Objective: The present study was executed to explore the molecular mechanism of fibroblast growth factor 10 (FGF10) gene in bovine adipogenesis. Methods: The bovine FGF10 gene was overexpressed through Ad-FGF10 or inhibited through siFGF10 and their negative control (NC) in bovine adipocytes, and the multiplicity of infection, transfection efficiency, interference efficiency were evaluated through quantitative real-time polymerase chain reaction, western blotting and fluorescence microscopy.
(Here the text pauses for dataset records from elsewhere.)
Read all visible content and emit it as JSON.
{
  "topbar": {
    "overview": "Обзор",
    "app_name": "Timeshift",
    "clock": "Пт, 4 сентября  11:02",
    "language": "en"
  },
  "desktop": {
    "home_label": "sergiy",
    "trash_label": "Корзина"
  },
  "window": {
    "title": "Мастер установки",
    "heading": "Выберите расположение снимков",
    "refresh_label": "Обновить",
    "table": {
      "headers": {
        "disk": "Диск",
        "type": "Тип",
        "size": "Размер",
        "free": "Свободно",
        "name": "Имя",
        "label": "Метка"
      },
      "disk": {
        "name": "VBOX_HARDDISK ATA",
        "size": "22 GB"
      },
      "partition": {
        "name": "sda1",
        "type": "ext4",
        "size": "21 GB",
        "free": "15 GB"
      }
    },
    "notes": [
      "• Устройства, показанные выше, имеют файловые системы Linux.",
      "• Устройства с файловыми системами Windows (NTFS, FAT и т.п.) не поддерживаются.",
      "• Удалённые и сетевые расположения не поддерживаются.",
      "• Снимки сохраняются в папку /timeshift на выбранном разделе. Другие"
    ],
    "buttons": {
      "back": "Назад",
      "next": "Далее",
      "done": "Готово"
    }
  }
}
The lipid droplets, triglycerides (TG) content and the expression levels of adipogenic marker genes were measured during preadipocytes differentiation. The differentially expressed genes were explored through deep RNA sequencing. Results: The highest mRNA level was found in omasum, subcutaneous fat, and intramuscular fat. Moreover, the highest mRNA level was found in adipocytes at day 4 of differentiation. The results of red-oil o staining showed that overexpression (Ad-FGF10) of the FGF10 gene significantly (p<0.05) reduced the lipid droplets and TG content, and their down-regulation (siFGF10) increased the measurement of lipid droplets and TG in differentiated bovine adipocytes. Furthermore, the overexpression of the FGF10 gene down regulated the mRNA levels of adipogenic marker genes such as CCAAT enhancer binding protein alpha (C/EBPα), fatty acid binding protein (FABP4), peroxisome proliferator-activated receptor-γ (PPARγ), lipoprotein lipase (LPL), and Fas cell surface death receptor (FAS), similarly, down-regulation of the FGF10 gene enriched the mRNA levels of C/EBPα, PPARγ, FABP4, and LPL genes (p<0.01). Additionally, the protein levels of PPARγ and FABP4 were reduced (p<0.05) in adipocytes infected with Ad-FGF10 gene and enriched in adipocytes transfected with siFGF10. Moreover, a total of 1,774 differentially expressed genes (DEGs) including 157 up regulated and 1,617 down regulated genes were explored in adipocytes infected with Ad-FGF10 or Ad-NC through deep RNA-sequencing. The top Kyoto encyclopedia of genes and genomes pathways regulated through DEGs were the PPAR signaling pathway, cell cycle, base excision repair, DNA replication, apoptosis, and regulation of lipolysis in adipocytes. Conclusion: Therefore, we can conclude that the FGF10 gene is a negative regulator of bovine adipogenesis and could be used as a candidate gene in marker-assisted selection.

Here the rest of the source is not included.